Als Leiterin der Wiener Magistratsabteilung 17 für Integration und Diversität ist Struppe für die Umsetzung des Projekts "Wiener Charta“ zuständig, das sich nicht als Kampagne der Stadt, sondern als gemeinsam erarbeitete Selbstverpflichtung aller Wienerinnen und Wiener versteht. In der ersten Phase wurden deshalb vorerst jene "heiße Eisen“ gesammelt, die der Bevölkerung unter den Nägeln brennen. Die eingegangenen 1848 Vorschläge wurden in drei Bereiche gruppiert: "Miteinander auskommen“ (Verhalten und Umgangsformen), "Nicht immer dasselbe“ (Zusammenleben zwischen Menschen unterschiedlicher Generationen und Kulturen) sowie "Aufgeräumt wohlfühlen“ (Sauberkeit).

Reden wir darüber!

Bis 14. Oktober sollen diese Bereiche nun in moderierten Charta-Gesprächen von zehn bis 20 Teilnehmenden besprochen werden. Die knapp 300 Partnerorganisationen der "Wiener Charta“ - von der KPÖ Margareten über die Erzdiözese Wien und die Islamische Glaubensgemeinschaften bis zu McDonald’s - haben sich verpflichtet, für ihre Mitarbeiter oder Mitglieder solche Gespräche zu veranstalten; doch auch Einzelpersonen haben diese Möglichkeit. Spätestens bis Ende November soll dann die "Wiener Charta“ stehen. "Der Text allein ist nett, lebt aber erst durch die Gespräche zwischen den Menschen“, ist sich Ursula Struppe bewusst. "In einer pluralen Großstadt gibt es eben Spannungen - und über die müssen wir reden.“

Wo immer sich die 54-Jährige bisher engagiert hat - stets war sie als Mediatorin und Gesprächsanbahnerin aktiv: "Wagt doch einen Blick über den Tellerrand!“, will sie den Leuten sagen. "Verlasst eure geschützten Biotope! Sprecht nicht immer nur mit Euresgleichen, sondern einmal mit dem Fremden in eurer Nachbarschaft!“ Sie selbst hat jedenfalls das Eintauchen in fremde Welten stets lustvoll praktiziert: 1958 in eine liberal-bürgerliche Wiener Unternehmerfamilie hineingeboren, beginnt sie als 14-Jährige mit einer freikirchlichen Gruppe zu sympathisieren. "Für meine Eltern war das shocking“, erzählt sie süffisant. "Drogen hätten sie einordnen können. Aber dieses Engagement war einfach nur schräg.“ Mit 17 Jahren geht sie ein Jahr in die USA und wird in einer prononciert demokratischen Familie erstmals politisiert. Statt das Trockenfrüchte-Import-Geschäft ihrer Mutter zu übernehmen, beginnt sie anschließend das Studium der katholischen Theologie und promoviert über "Die Herrlichkeit Jahwes in der Priesterschrift“. Schließlich übernimmt sie 1984 die Leitung der "Theologischen Kurse“ der katholischen Kirche Österreichs.
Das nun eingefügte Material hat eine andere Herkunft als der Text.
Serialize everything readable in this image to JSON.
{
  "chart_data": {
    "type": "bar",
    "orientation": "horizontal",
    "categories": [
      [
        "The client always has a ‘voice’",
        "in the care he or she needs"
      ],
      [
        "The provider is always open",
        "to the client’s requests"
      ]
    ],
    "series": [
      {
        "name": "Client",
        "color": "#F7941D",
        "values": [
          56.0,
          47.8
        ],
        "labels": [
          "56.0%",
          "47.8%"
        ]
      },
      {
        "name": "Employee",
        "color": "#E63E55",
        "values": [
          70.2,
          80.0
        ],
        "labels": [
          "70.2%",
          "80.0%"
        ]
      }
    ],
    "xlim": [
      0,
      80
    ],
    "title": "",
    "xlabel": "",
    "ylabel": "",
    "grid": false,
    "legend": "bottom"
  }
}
Jahrelang übt sie diese Funktion begeistert aus - und reibt sich doch immer mehr am Reformstau der Kirche, den sie durch ihr Engagement im Gesprächsprozess "Dialog für Österreich“ aufzubrechen versucht. Die Wende kommt während des ausländerfeindlichen Wahlkampfs 1999, als eine bunte Gruppe um Barbara Coudenhove-Calergi und Helmut Schüller die Initiative "Land der Menschen“ gründet, deren Sprecherin Ursula Struppe wird. "Ich habe damals dem Herrn Kardinal gesagt, dass ich gern für ein halbes Jahr freigestellt werden würde - und er hat gesagt: Das finde ich wunderbar, Frau Doktor. Tun Sie das!“, erinnert sie sich. Ein Jahr später verabschiedet sie sich endgültig von der Kirche und wechselt zur Stadt Wien, wo sie für Integrationsstadträtin Renate Brauner arbeitet. Und als 2004 die neue Magistratsabteilung 17 für Integration und Diversität eingerichtet wird, beruft man die Theologin an die Spitze.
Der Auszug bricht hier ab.